The mill can produce a zinc concentrate grade ranging from 58% to more than 65% and a lead concentrate grade ranging from 68% to more than 75% at the expense of metal recovery to concentrate, Rogers explains. As a rule, the higher the metal content of the concentrates, the lower the mill metal recovery to concentrates.
Given the number of inputs required — from smelter treatment charges to metal prices, exchange rates, moisture content, land freight costs and ocean freight — Acadian has to continuously evaluate inputs to maximize returns on its concentrates.
“It’s mental gymnastics trying to figure it out sometimes,” Rogers says. “We get paid by the tonne of metal in
concentrates and we pay to ship it. So it’s an economic balance of what you ship. Currently, bulk shipping is expensive, while at the moment, containers can be cheaper, making it necessary to keep our eye on forward markets and conditions.”
Betting on zinc
Since 2003, Acadian has raised more than $54 million in the venture capital markets and its shareholders have grown from a small group of 750 to about 6,000.
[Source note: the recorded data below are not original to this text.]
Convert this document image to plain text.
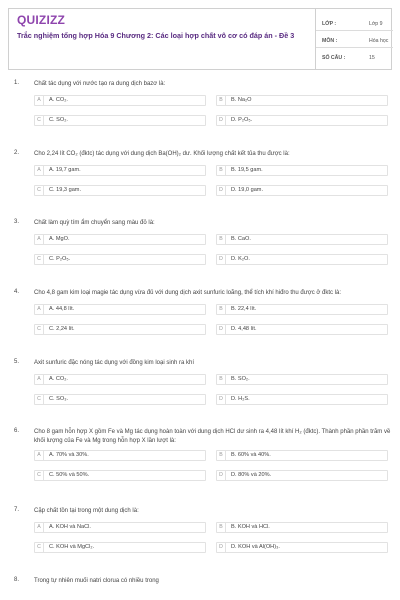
QUIZIZZ
Trắc nghiệm tổng hợp Hóa 9 Chương 2: Các loại hợp chất vô cơ có đáp án - Đề 3
LỚP :	Lớp 9
MÔN :	Hóa học
SỐ CÂU :	15
1. Chất tác dụng với nước tạo ra dung dịch bazơ là:
A	A. CO₂.	B	B. Na₂O
C	C. SO₂.	D	D. P₂O₅.
2. Cho 2,24 lít CO₂ (đktc) tác dụng với dung dịch Ba(OH)₂ dư. Khối lượng chất kết tủa thu được là:
A	A. 19,7 gam.	B	B. 19,5 gam.
C	C. 19,3 gam.	D	D. 19,0 gam.
3. Chất làm quỳ tím ẩm chuyển sang màu đỏ là:
A	A. MgO.	B	B. CaO.
C	C. P₂O₅.	D	D. K₂O.
4. Cho 4,8 gam kim loại magie tác dụng vừa đủ với dung dịch axit sunfuric loãng, thể tích khí hiđro thu được ở đktc là:
A	A. 44,8 lít.	B	B. 22,4 lít.
C	C. 2,24 lít.	D	D. 4,48 lít.
5. Axit sunfuric đặc nóng tác dụng với đồng kim loại sinh ra khí
A	A. CO₂.	B	B. SO₂.
C	C. SO₃.	D	D. H₂S.
6. Cho 8 gam hỗn hợp X gồm Fe và Mg tác dụng hoàn toàn với dung dịch HCl dư sinh ra 4,48 lít khí H₂ (đktc). Thành phần phần trăm về khối lượng của Fe và Mg trong hỗn hợp X lần lượt là:
A	A. 70% và 30%.	B	B. 60% và 40%.
C	C. 50% và 50%.	D	D. 80% và 20%.
7. Cặp chất tồn tại trong một dung dịch là:
A	A. KOH và NaCl.	B	B. KOH và HCl.
C	C. KOH và MgCl₂.	D	D. KOH và Al(OH)₃.
8. Trong tự nhiên muối natri clorua có nhiều trong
Last year Acadian shares were trading in the 50 price range. Since November 2006, about 155 million Acadian shares have been traded at an average price of over $1 per share.
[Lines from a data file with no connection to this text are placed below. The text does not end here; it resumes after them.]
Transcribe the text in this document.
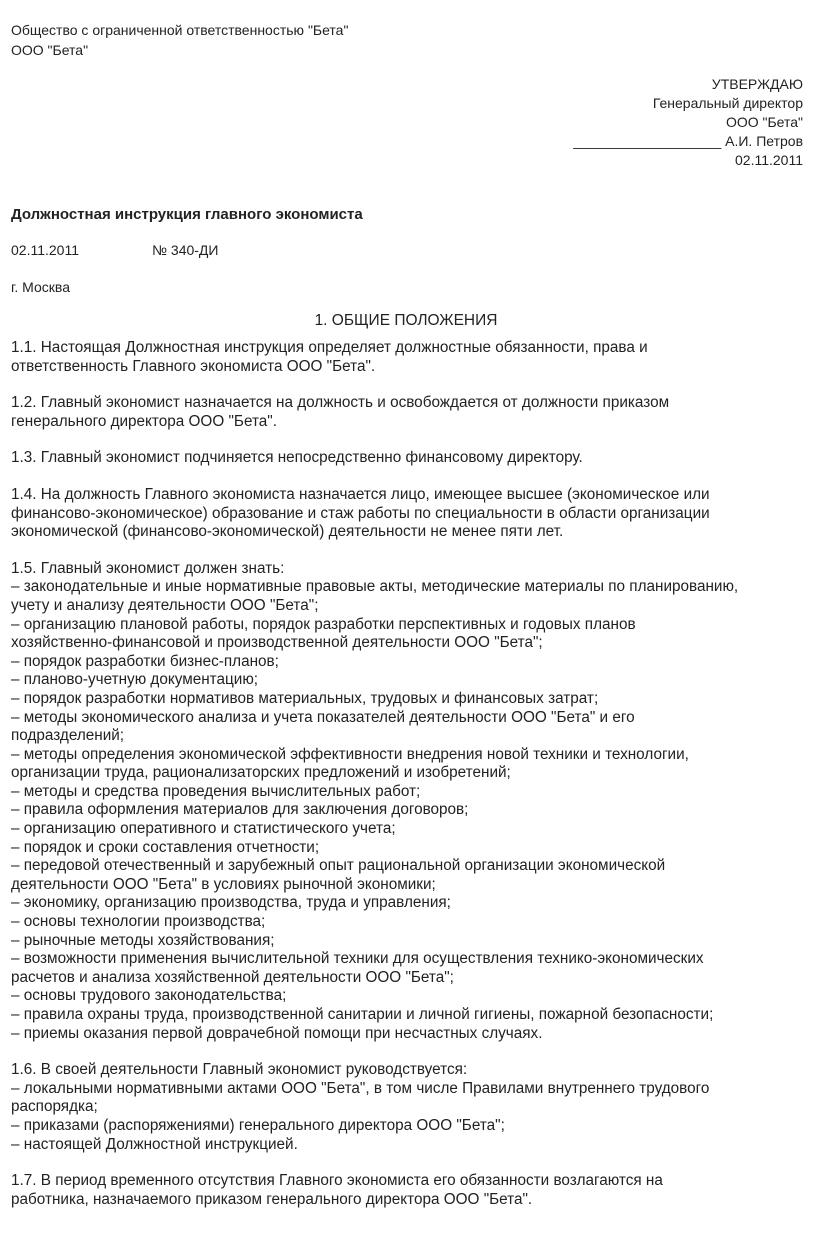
Общество с ограниченной ответственностью "Бета"
ООО "Бета"
УТВЕРЖДАЮ
Генеральный директор
ООО "Бета"
___________________ А.И. Петров
02.11.2011
Должностная инструкция главного экономиста
02.11.2011	№ 340-ДИ
г. Москва
1. ОБЩИЕ ПОЛОЖЕНИЯ

1.1. Настоящая Должностная инструкция определяет должностные обязанности, права и
ответственность Главного экономиста ООО "Бета".

1.2. Главный экономист назначается на должность и освобождается от должности приказом
генерального директора ООО "Бета".

1.3. Главный экономист подчиняется непосредственно финансовому директору.

1.4. На должность Главного экономиста назначается лицо, имеющее высшее (экономическое или
финансово-экономическое) образование и стаж работы по специальности в области организации
экономической (финансово-экономической) деятельности не менее пяти лет.

1.5. Главный экономист должен знать:
– законодательные и иные нормативные правовые акты, методические материалы по планированию,
учету и анализу деятельности ООО "Бета";
– организацию плановой работы, порядок разработки перспективных и годовых планов
хозяйственно-финансовой и производственной деятельности ООО "Бета";
– порядок разработки бизнес-планов;
– планово-учетную документацию;
– порядок разработки нормативов материальных, трудовых и финансовых затрат;
– методы экономического анализа и учета показателей деятельности ООО "Бета" и его
подразделений;
– методы определения экономической эффективности внедрения новой техники и технологии,
организации труда, рационализаторских предложений и изобретений;
– методы и средства проведения вычислительных работ;
– правила оформления материалов для заключения договоров;
– организацию оперативного и статистического учета;
– порядок и сроки составления отчетности;
– передовой отечественный и зарубежный опыт рациональной организации экономической
деятельности ООО "Бета" в условиях рыночной экономики;
– экономику, организацию производства, труда и управления;
– основы технологии производства;
– рыночные методы хозяйствования;
– возможности применения вычислительной техники для осуществления технико-экономических
расчетов и анализа хозяйственной деятельности ООО "Бета";
– основы трудового законодательства;
– правила охраны труда, производственной санитарии и личной гигиены, пожарной безопасности;
– приемы оказания первой доврачебной помощи при несчастных случаях.

1.6. В своей деятельности Главный экономист руководствуется:
– локальными нормативными актами ООО "Бета", в том числе Правилами внутреннего трудового
распорядка;
– приказами (распоряжениями) генерального директора ООО "Бета";
– настоящей Должностной инструкцией.

1.7. В период временного отсутствия Главного экономиста его обязанности возлагаются на
работника, назначаемого приказом генерального директора ООО "Бета".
In July, the share price climbed to a high of $1.39 before falling back to more normal levels in August and September. More recently, it hovered at about $1.10.
“It’s not a fast ramp-up of the share price, but we’re building the company and the share price will follow,” Felderhof says.
Management holds about 7% of the company.
“We have a lot of shareholders who are very happy with us,” Felderhof says. “Some of their other holdings have gone up and down. It’s about good liquidity and steady growth. We’re the turtle, not the hare.”